Guardian muhabirine konuşan Elsworth, saha sonra şöyle devam etti: “Parlamentonun teknik olarak geri yükleme tasarısını yeniden ele alma ihtimali var; ancak politik olarak bu çok zayıf bir ihtimal. Bunun yerine, fiyatları alternatif yollarla dengelemenin yolları aranacak.

Analiz uzmanları ve yatırımcılar da sonucu bir hayal kırıklığı olarak nitelediler. İklim Değişikliği Kurumsal Yatırımcılar Birliği’nin icra müdürü Stephanie Pfiefer, parlamenterlerin geri yükleme tasarısına karşı çıkmalarının kendilerinde hayal kırıklığına yol açtığını söyledi. Sözlerine şöyle devam etti: “Şu anki haliyle ETS’nin bazı kusurları olabilir; fakat Avrupa Birliği ülkeleri arasında böyle bir piyasanın çok büyük önemi var.  [ETS] doğru yapılandırıldığı takdirde düşük karbon salınımına yönelik yatırımları arttırabilir, salınımı azaltabilir ve uzun vadede takip edilecek politikalara belirli bir güzergâh sağlar.”

PricewaterhouseCoopers şirketinden iklim politikaları, karbon piyasa ve ticareti uzmanı Richard Gledhill, geri yüklemeye karşı verilen kararın, Avrupa’daki karbon pazarına büyük darbe vurduğunu söyledi. “Havaya salınan gazları fiyatlandırmak [yani ETS sistemi] gaz miktarını azaltmanın önemli bir aracı olabilir; ancak bunun için politik kararlılık gerekiyor.
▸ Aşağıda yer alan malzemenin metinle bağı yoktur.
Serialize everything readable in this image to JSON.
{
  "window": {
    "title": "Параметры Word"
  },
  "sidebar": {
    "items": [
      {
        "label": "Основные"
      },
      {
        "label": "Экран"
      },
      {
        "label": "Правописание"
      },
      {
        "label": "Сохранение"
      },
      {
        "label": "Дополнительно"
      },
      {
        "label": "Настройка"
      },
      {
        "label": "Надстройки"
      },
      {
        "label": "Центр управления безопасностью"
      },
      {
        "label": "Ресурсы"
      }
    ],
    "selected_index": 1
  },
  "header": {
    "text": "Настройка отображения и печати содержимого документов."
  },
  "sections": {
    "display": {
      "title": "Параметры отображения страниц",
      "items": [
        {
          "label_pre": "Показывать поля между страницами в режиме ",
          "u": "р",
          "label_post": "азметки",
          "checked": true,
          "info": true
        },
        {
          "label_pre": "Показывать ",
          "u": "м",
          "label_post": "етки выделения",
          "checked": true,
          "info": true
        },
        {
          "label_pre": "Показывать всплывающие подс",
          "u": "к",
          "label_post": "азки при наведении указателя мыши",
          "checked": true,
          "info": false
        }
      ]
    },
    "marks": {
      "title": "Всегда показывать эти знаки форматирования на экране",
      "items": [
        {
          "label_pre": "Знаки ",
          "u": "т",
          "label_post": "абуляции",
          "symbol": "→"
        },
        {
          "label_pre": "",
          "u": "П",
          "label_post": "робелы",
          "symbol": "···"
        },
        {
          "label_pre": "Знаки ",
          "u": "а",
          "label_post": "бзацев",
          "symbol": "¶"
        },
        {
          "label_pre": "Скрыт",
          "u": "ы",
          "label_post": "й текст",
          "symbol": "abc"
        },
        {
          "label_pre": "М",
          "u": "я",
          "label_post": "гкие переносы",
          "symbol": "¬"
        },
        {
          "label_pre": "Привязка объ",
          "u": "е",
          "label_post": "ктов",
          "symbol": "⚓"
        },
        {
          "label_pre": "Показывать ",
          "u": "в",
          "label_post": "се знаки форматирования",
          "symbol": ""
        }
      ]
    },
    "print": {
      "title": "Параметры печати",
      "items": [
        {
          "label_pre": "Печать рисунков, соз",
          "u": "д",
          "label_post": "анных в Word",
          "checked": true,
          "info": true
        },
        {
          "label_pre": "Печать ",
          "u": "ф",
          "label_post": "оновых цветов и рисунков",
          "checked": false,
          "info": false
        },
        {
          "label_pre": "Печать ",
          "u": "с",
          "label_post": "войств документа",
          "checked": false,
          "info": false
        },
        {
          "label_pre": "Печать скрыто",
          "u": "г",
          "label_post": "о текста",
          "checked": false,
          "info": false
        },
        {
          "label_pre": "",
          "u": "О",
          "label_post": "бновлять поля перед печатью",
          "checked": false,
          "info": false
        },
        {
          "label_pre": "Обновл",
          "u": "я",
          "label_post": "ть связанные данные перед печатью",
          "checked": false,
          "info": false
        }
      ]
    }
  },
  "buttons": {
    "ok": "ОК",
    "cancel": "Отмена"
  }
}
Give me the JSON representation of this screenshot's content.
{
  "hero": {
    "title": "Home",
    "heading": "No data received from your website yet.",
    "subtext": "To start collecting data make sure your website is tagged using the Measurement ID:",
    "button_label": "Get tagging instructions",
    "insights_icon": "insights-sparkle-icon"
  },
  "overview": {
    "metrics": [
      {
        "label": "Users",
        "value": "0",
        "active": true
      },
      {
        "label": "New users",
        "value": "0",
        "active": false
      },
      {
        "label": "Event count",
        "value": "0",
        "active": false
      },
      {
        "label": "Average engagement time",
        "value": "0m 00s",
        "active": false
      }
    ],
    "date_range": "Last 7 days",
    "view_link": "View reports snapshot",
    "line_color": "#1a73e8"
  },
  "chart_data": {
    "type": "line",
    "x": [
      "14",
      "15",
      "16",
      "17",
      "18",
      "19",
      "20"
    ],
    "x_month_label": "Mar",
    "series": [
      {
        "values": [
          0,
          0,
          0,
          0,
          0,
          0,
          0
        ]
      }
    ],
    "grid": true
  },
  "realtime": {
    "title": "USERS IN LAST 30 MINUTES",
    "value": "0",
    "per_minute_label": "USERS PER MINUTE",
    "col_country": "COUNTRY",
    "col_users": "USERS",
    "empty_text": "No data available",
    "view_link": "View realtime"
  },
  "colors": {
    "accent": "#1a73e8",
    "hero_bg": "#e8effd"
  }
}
Oylamanın sonucu, Birleşmiş Milletler iklim pazarlıklarında ileri sürülen ‘meseleyi çözmek konusundaki azmimiz giderek artıyor’ iddialarıyla pek de uyuşmuyor. Piyasalardaki ve politik süreçlerdeki güveni tesis etmek için, 2015 yılı için düşünülen küresel uzlaşma hedefinden evvel, acilen reform yapmak gerekiyor.”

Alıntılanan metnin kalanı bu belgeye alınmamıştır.